URI coach Archie Miller speaks after Rams beat Temple, 85-79
Led by Sebastian Thomas down the stretch, the Rhode Island Rams end their nonconference schedule with a win over Temple in a holiday tournament.
Each passing game gives us a chance to evaluate whether or not the University of Rhode Island men‘s basketball team is for real.
Atlantic 10 play is next for the Rams, and it starts on Tuesday at 2 p.m. with a road trip against the defending conference tournament champion.
Duquesne is a far different outfit than the program that stunned the college basketball world at Barclays Center in March. Former coach Keith Dambrot has retired and multiple key players have moved on from a group that secured a first NCAA Tournament bid for the Dukes since 1977.

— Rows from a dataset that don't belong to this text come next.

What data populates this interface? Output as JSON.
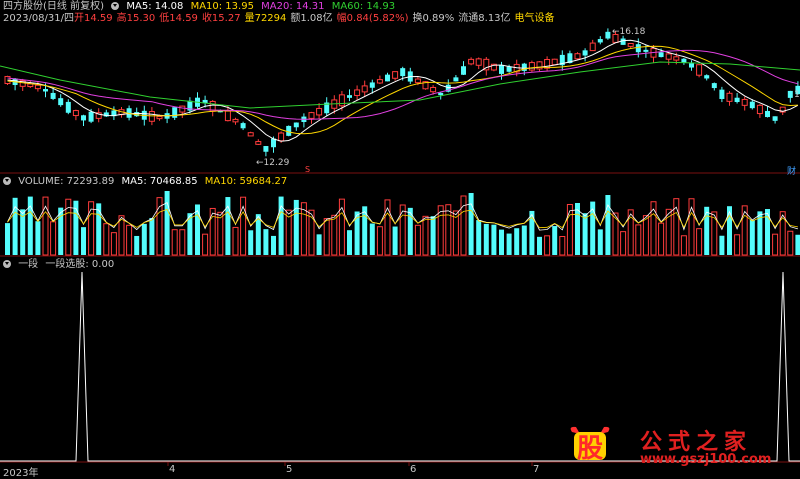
{
  "header": {
    "title": "四方股份(日线 前复权)",
    "ma": [
      {
        "label": "MA5: 14.08",
        "color": "#ffffff"
      },
      {
        "label": "MA10: 13.95",
        "color": "#ffd700"
      },
      {
        "label": "MA20: 14.31",
        "color": "#e040e0"
      },
      {
        "label": "MA60: 14.93",
        "color": "#30d030"
      }
    ]
  },
  "quote": {
    "date": "2023/08/31/四",
    "open": "开14.59",
    "high": "高15.30",
    "low": "低14.59",
    "close": "收15.27",
    "volume": "量72294",
    "amount": "额1.08亿",
    "change": "幅0.84(5.82%)",
    "turnover": "换0.89%",
    "float": "流通8.13亿",
    "sector": "电气设备"
  },
  "price_panel": {
    "high_label": "16.18",
    "low_label": "12.29",
    "right_label": "14",
    "mark_s": "S",
    "mark_cai": "财"
  },
  "volume_panel": {
    "title": "VOLUME: 72293.89",
    "ma5": "MA5: 70468.85",
    "ma10": "MA10: 59684.27",
    "colors": {
      "ma5": "#ffffff",
      "ma10": "#ffd700"
    }
  },
  "indicator_panel": {
    "name": "一段",
    "value": "一段选股: 0.00"
  },
  "x_axis": {
    "labels": [
      "2023年",
      "4",
      "5",
      "6",
      "7"
    ]
  },
  "watermark": {
    "logo": "股",
    "title": "公式之家",
    "url": "www.gszj100.com"
  }
}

March Madness hasn’t felt quite that far away during Archie Miller’s first two years at URI, but it might as well have been. The Rams have been marooned outside the sport’s power structure since Dan Hurley left for Connecticut, a 21-9 finish in a shortened 2019-20 looking like the exception.
It’s felt better through the first two months of 2024-25. Riding the performance of a leading player like Sebastian Thomas tends to lift spirits. Taking care of Providence in a stirring second-half comeback at the Ryan Center never hurts.
Now comes the real business of proving whether or not you can win on the road against conference opponents. That’s how you set the stage for games that really matter in the spring — a bye or potential double-bye to the quarterfinals in Washington, D.C., can hinge on reliably handling this sort of occasion.
Outlasting old Atlantic-10 foe Temple prior to a 10-day break was the last time we saw URI. The Rams pulled out an 85-79 victory at MassMutual Center, taking part in the second half of a Hall of Fame Classic doubleheader in Springfield. Thomas buried a late jumper for a four-point play and came up with the clinching steal on the ensuing possession.
The Owls erased a 16-point deficit in the second half largely thanks to URI mistakes. The Rams committed 16 turnovers for the game — four of their six worst efforts to date in terms of ball security have come in road or neutral contests. URI gave it away on 21.5% of its possessions against Temple, making what could have been an easy evening into hard work.
“Sometimes that can make a game feel really funny,” Miller said. “We reset ourselves in the second half. Our bugaboo in two games away from home has really been not taking care of the ball.”
The Rams suffered a lone defeat in double overtime at Brown, and it offered some clues on how to beat them. URI has played at a slower pace only once — 68 possessions in a 69-63 home triumph over the Friars, one less than it managed against the Bears. That lack of an easy transition game led to the worst offensive effort for the Rams thus far in points per possession, effective field-goal percentage, turnover percentage and free-throw rate.
“Second half (against Temple), the first five or six minutes, I thought we really hit on all cylinders in terms of what we were trying to do,” Miller said. “Taking care of the ball, build a lead, and then some real sloppiness from us on both ends.”
Duquesne opened with six straight losses under new coach Dru Joyce and plays at a bottom-50 pace nationally. The Dukes hit the offensive glass but are miserable at the foul line and from 2-point range. Duquesne guards well inside the arc but allows opponents to hit from deep and fouls too frequently.
URI should have a few paths to victory in this one, but that guarantees nothing. The Rams are just 4-14 in league road games under Miller but quite simply, they don’t have enough of a track record in that area yet to be trusted. What’s unfolded through the opening two months is more encouraging than anything we’ve seen previously. Now comes the part where the program can convince us something really has changed.